Pointing to the latest employment data released by the Statistical Institute of Jamaica (Statin), Phillips said, while he had no quarrel with the numbers being reported, the country cannot be satisfied with the metrics used to measure employment.

“We can’t be satisfied with calling somebody who a wipe window at stop sign and traffic light an employed person. We can’t call people who work one hour a week, according to what Statin numbers say, an employed person. Not to mention that even though they say they have the highest number of employed people, you have more than a half a million Jamaicans who not even looking for work. Many of them drawn into the world of criminality and violence,” he argued.

In relation to education Phillips said, “According to this Government’s own numbers, more than 50 per cent of the students leaving primary school and going to high school can’t read and write. We can’t go on this way.”

Turning his attention to squatter communities, Phillips said that they are not populated by lazy people, but rather by some of the hardest working people in the world.

“The squatter communities represent one of the most obscene and degrading elements of the inheritance of plantation slavery and the plantation economy. It represents generations of all those formerly enslaved people who were turned out from the plantation. Time come now for us to solve that problem that has been bedevilling us for too long,” he said, eliciting more loud cheers.

He said that because of all these conditions people are not only doubtful about the future, they’re “beginning to doubt the democratic system that we have”.

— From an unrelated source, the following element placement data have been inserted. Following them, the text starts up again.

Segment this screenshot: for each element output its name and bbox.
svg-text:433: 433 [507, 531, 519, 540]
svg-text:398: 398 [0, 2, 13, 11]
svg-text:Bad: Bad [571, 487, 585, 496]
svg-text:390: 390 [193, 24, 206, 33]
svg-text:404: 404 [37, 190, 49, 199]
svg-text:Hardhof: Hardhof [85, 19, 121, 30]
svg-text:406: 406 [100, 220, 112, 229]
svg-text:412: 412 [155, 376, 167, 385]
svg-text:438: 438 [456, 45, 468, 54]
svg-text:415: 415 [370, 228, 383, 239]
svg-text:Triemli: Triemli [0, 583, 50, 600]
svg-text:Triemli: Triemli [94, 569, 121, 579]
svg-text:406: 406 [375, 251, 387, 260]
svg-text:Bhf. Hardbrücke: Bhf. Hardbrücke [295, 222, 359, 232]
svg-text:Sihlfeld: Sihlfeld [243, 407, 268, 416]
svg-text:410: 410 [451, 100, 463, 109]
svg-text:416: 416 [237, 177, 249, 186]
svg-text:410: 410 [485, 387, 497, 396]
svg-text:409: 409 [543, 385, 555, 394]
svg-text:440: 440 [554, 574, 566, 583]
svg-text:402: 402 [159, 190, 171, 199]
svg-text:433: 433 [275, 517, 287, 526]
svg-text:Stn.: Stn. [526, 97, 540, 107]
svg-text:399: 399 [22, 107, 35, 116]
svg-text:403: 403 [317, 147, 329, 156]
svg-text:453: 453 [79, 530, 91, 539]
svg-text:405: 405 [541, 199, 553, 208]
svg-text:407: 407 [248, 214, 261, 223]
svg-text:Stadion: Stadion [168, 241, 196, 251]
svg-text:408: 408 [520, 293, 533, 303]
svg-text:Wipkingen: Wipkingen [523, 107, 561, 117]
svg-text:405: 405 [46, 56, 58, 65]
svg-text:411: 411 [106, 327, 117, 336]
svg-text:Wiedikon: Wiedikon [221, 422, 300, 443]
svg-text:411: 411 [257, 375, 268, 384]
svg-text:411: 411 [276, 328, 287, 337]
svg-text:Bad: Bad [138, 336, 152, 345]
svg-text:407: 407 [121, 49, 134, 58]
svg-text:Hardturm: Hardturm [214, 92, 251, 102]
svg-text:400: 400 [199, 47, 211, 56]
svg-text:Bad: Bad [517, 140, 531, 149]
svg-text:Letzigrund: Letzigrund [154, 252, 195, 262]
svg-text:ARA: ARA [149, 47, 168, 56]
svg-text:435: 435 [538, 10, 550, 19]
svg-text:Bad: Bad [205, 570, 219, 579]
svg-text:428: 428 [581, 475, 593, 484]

“Sixty per cent of the voters never even bother to turnout in the last elections; and poll after poll tell us that 50 per cent and more don’t have any trust in the political system and leadership in the country. We can’t go on like this.”

He said the PNP needs to rescue the country, including supporters of the governing Jamaica Labour Party “for a better Jamaica with a different future”.

“There is no place in this for political gimmickry. It is not enough, as I said, to beat the other party, we have to mobilise a nation. I know you can do it, and I know the People’s National Party can do it. Only the People’s National Party has the vision. Only the People’s National Party has the tradition of activism to do it. Only the People’s National Party has the record of doing it,” Phillips told the cheering Comrades.

“So I say to this conference, a date with destiny awaits you. The country’s future is in your hands. So let the trumpet sound and let us all, under the leadership of the party leader, answer that call. Let us, from this arena, light the torch of national revival and renewal. Let us stand once more for the cause of our own native land, Jamaica, land we love.”